StarEast sketchnotes

One of my personal goals for this year is to become better at sketchnoting. And becoming better – for me – means: working at expanding my visual library and – more importantly – practice, practice, practice!

Last week I attended StarEast in Orlando, and testing conferences happen to provide a wonderful opportunity to get some of that much needed practice in.

Armed with a Confidant notebook (a new brand of notebooks by Baron Fig) and a set of sharpie pens, I went to work. Apart from the Selenium and Webdriver tutorial by Alan Richardson (hands-on coding does not match well with equally hands-on drawing), my keynote and the one preceding it (duh!) and a presentation about game testing of which I missed the first ten minutes, I took notes for every single talk I attended.

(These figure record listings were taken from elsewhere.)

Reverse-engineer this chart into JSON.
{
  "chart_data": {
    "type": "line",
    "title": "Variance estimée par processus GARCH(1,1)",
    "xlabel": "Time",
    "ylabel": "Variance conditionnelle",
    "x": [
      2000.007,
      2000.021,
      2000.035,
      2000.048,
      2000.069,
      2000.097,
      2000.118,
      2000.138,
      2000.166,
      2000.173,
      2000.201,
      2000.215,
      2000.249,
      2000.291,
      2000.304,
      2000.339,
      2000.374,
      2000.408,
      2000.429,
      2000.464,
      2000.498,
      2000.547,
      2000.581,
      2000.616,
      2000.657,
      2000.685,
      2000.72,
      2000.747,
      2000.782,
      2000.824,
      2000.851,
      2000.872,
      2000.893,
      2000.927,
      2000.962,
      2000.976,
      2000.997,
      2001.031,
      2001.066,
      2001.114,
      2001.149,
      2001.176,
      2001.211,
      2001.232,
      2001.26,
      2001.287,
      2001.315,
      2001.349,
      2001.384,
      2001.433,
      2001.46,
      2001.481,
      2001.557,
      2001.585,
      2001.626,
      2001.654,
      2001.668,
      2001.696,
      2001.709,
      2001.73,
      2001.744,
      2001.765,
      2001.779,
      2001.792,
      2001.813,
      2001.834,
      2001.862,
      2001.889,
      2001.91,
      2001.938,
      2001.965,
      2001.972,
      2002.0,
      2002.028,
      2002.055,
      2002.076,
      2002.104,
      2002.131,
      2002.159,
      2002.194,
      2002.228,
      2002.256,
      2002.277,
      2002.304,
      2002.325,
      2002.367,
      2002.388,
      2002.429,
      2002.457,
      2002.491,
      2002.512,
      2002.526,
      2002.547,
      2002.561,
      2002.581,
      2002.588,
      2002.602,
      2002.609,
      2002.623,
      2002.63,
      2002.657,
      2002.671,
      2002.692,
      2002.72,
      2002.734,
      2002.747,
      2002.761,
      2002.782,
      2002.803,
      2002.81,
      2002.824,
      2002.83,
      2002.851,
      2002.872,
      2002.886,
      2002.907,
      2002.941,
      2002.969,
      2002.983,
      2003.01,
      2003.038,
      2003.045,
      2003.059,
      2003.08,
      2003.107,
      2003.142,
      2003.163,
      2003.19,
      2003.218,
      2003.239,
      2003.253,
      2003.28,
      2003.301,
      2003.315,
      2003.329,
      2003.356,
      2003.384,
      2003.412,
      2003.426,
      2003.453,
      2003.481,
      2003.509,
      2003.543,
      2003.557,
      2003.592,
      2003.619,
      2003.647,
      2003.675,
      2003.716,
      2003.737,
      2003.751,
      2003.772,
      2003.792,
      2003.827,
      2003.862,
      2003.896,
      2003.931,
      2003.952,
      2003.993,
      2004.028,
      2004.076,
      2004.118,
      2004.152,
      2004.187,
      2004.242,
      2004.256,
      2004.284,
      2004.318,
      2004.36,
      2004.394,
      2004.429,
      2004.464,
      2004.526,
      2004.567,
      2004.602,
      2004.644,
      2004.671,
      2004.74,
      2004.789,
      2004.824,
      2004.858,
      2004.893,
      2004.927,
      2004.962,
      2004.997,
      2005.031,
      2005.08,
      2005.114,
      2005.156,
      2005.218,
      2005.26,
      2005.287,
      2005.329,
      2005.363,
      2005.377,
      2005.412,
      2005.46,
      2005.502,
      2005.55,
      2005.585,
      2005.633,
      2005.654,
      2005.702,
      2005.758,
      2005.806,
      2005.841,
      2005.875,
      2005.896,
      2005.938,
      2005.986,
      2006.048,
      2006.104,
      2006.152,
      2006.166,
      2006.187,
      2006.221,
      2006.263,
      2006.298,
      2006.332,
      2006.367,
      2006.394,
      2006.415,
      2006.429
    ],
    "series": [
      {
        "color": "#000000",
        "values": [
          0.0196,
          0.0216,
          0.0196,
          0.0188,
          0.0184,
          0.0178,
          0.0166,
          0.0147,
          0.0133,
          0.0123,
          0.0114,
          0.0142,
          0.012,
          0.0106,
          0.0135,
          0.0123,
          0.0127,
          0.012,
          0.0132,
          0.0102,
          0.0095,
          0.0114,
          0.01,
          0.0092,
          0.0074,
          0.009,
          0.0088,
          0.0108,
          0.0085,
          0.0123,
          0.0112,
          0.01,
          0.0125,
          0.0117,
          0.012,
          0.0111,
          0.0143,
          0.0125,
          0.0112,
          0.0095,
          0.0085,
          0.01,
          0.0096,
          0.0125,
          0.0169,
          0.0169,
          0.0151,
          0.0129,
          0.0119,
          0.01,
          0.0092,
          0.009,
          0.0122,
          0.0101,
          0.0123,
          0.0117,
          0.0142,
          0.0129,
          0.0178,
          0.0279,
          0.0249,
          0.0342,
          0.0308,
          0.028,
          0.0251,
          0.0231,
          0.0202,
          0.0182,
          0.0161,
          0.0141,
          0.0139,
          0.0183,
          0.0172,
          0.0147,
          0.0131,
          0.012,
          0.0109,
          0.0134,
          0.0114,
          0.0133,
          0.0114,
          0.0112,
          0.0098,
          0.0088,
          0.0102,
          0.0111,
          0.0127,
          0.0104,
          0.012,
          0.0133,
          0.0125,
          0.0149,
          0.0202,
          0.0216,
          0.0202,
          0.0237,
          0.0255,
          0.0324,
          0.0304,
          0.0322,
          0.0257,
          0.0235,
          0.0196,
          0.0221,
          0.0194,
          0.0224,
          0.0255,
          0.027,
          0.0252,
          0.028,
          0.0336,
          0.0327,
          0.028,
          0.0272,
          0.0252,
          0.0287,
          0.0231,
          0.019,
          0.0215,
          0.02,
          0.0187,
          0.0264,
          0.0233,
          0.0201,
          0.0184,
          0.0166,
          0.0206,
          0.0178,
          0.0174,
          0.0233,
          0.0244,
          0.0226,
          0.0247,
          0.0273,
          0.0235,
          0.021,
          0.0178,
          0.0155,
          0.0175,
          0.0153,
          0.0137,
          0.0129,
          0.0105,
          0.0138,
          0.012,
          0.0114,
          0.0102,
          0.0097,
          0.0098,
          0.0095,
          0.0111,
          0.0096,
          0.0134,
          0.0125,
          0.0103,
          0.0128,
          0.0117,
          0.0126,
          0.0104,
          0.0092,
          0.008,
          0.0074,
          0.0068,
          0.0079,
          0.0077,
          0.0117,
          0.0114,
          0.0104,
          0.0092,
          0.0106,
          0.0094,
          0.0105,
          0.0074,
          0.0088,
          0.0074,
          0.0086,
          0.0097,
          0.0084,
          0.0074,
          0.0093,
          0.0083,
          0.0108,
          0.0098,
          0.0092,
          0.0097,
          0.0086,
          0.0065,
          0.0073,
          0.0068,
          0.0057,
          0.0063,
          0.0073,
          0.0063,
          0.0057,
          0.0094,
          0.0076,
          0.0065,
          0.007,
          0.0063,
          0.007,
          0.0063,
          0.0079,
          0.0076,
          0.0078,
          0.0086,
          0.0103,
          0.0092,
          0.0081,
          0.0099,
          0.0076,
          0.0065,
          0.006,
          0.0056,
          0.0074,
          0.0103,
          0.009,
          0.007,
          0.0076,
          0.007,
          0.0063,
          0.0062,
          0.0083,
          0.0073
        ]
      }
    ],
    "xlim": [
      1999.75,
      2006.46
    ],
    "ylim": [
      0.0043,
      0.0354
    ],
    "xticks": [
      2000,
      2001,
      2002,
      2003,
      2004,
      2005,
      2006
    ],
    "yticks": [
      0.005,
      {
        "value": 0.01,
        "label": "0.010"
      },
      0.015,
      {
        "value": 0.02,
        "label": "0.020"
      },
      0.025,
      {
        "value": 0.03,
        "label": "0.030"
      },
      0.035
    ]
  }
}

I like taking notes this way – the timed challenge provides me with much needed focus (no zoning out here), and the notes seem to stick way longer. As a bonus: even if the content does not particularly appeal to me, the added note taking practice still makes it worthwile.

So, without further ado, here goes:

SketchNote Rob Sabourin  SketchNote Erik Van Veenendaal

SketchNote Lightning Talks  SketchNote Theresa Lanowitz

SketchNote Michael Bolton  SketchNote Lloyd Roden

SketchNote Jennifer Bonine

 

 

 

5 thoughts on “StarEast sketchnotes”

  1. Nice sketchnotes Zeger!

    I understand what you mean with “hands-on coding does not match well with equally hands-on drawing”.

    But you can create a sketchnote afterwards while reflecting on the workshop. The benefits are a deeper learning experience and the content sticks longer.

  2. I’m not a great sketcher but I think the content would stick with me more if I took notes this way. How do you decide which parts of discussion to draw? Any resources on how to take affective sketch notes?

    1. Hi, Melissa. Choice of what to draw is one of the hardest to master, I find. In the beginning, I wanted to note down/draw everything, but that’s not very feasible. Try to identify the main ideas in a presentation (sometimes you can know that up front by reading its summary, sometimes you cannot know and you have to make educated guesses). Also, a sense of space and timing is very important – know upfront how much space you want your note to take and keep an eye on the time remaining. If the presenter is halfway in his/her talk and you’ve filled 3/4 of your page, you probably drew too much. Unless you can make it a 2-pager, it depends. A good resource is Mike Rohde’s Sketchnote Handbook (http://rohdesign.com/book/). For visual libraries, I have found the Bikablo books very useful (http://www.neuland.com/EU/dialogwerkzeuge-jc4rdwszaiw/bikablo-1-6s5uy80465f.html)

  3. Thanks Zeger – These are Owsome and educative
    Especially to those of us who did not attend and wish to get a glance of raised issues & ideas.

    Hope you will keep practicing sketchnotes taking and share next activities here in this highly useful format.